All the same, whether the Shalid deal is “a great victory for terrorism” as one Israeli Cabinet minister reportedly said or worth the value is an entirely Arab-Israeli matter. Skeptics claim that many of the freed prisoners are linked to some of the deadliest attacks on Israeli civilians in recent years.
They cite figures too: A total of 180 Israelis have lost their lives to terrorists freed in previous deals since 2000; and 48 percent of freed prisoners who returned to the West Bank have been recaptured on terrorism charges.
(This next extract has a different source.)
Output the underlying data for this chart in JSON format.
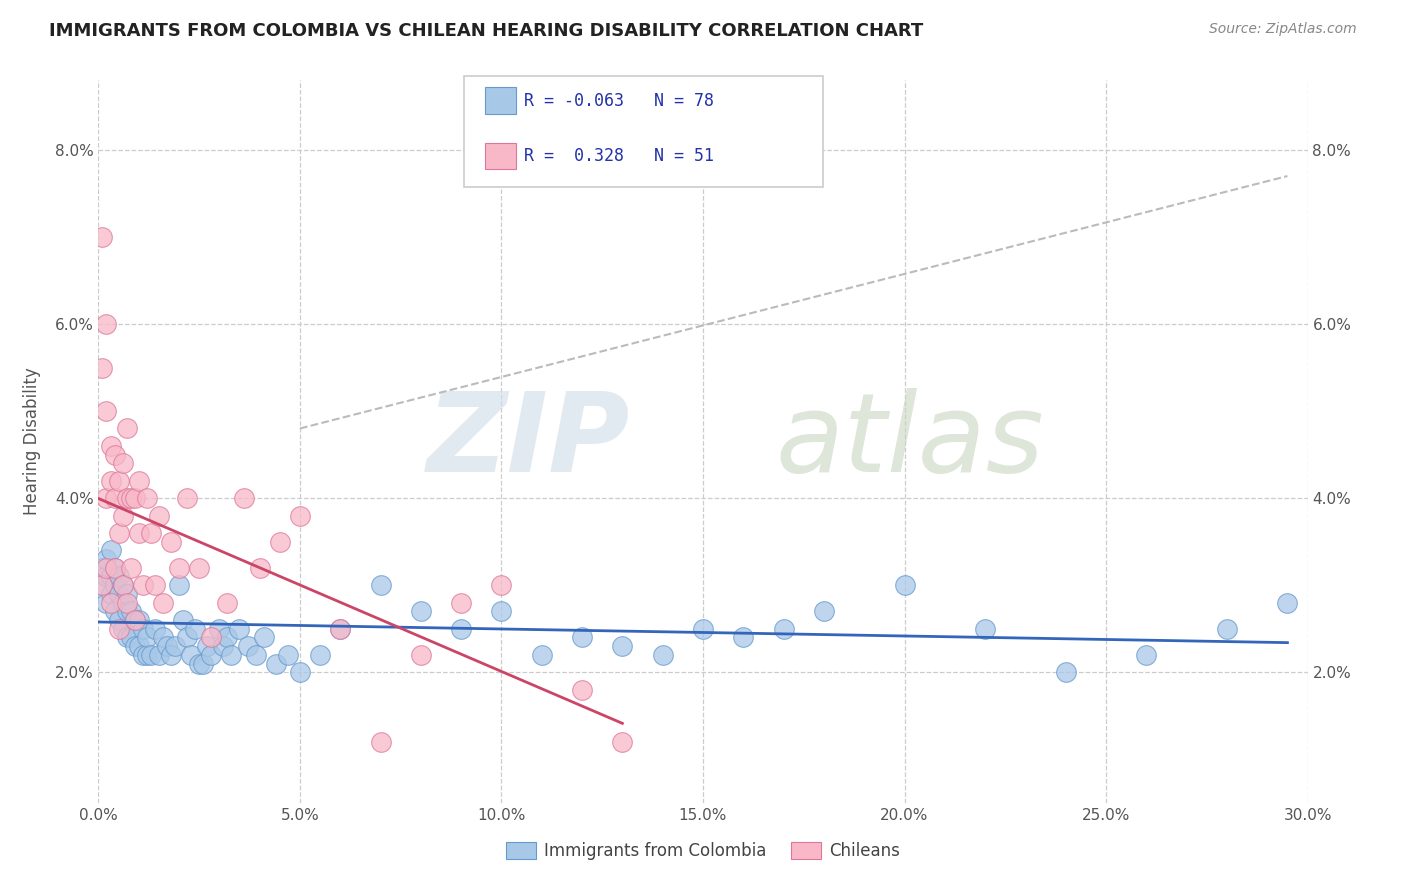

But the joy in Israel over the safe return of a soldier, in Palestine over the return of prisoners, and the (though too naive) hope that they will not resort to violence again must be worth taking any risks associated with this deal.
The news of Mr. Shalid’s return after five long years of captivity reminded me of another man who was less fortunate. One of the two other Israeli soldiers kidnapped by Hezbollah in 2006, sparking the Second Lebanon War, was Ehud Goldwasser. In December 2006, I and my colleague Yusuf Kanlı visited the Goldwasser home in northern Israel. Malka, Ehud’s mother, pointed to a cat, Meshi, and said, “She’s been living in my son’s room since he disappeared.”
Neither Malka nor her husband Shlomo knew if their 31-year-old son, who was on his annual reserve duty when kidnapped, was dead, injured or in good health. But Malka said she knew the Quran told Muslims to treat their prisoners in a humane way. Shlomo, a ship captain, doubted if Prime Minister Recep Tayyip Erdoğan was allying with the right men: “Terrorists are the same men Erdoğan said he would like to see playing a part in governing Lebanon.” Yusuf and I looked at each other, silently.
In 2008, Ehud’s body was returned to Israel. I do not know what Malka, Shlomo, Misha or Ehud’s wife Karnit felt after having lived in agonizing darkness for two years. Reading the news of the return of Ehud’s body to Israel I felt that his captors were at least generous enough to make one final gesture to the family of the man they had killed. Sadly, I was wrong, and that gesture in fact denoted a new exchange rate on the swap market.
Ehud’s body had been sent to his country in exchange for the release of Samir Quntar, imprisoned for the murder of a policeman and members of the Haran family. When one “currency” was not alive the exchange rate had gone down to 1 = 1. I remembered Malka telling me she knew the Quran told Muslims to treat their prisoners in a humane way. They did so: The exchange rate had generously gone down from 1 = 383.3 to 1 = 1. The merchants of human bodies had entered the market.
I have no idea what Malka, Shlomo and Meshi felt about Mr. Shalid’s return. But Karnit was among the first people to visit the Shalid home to share their joy.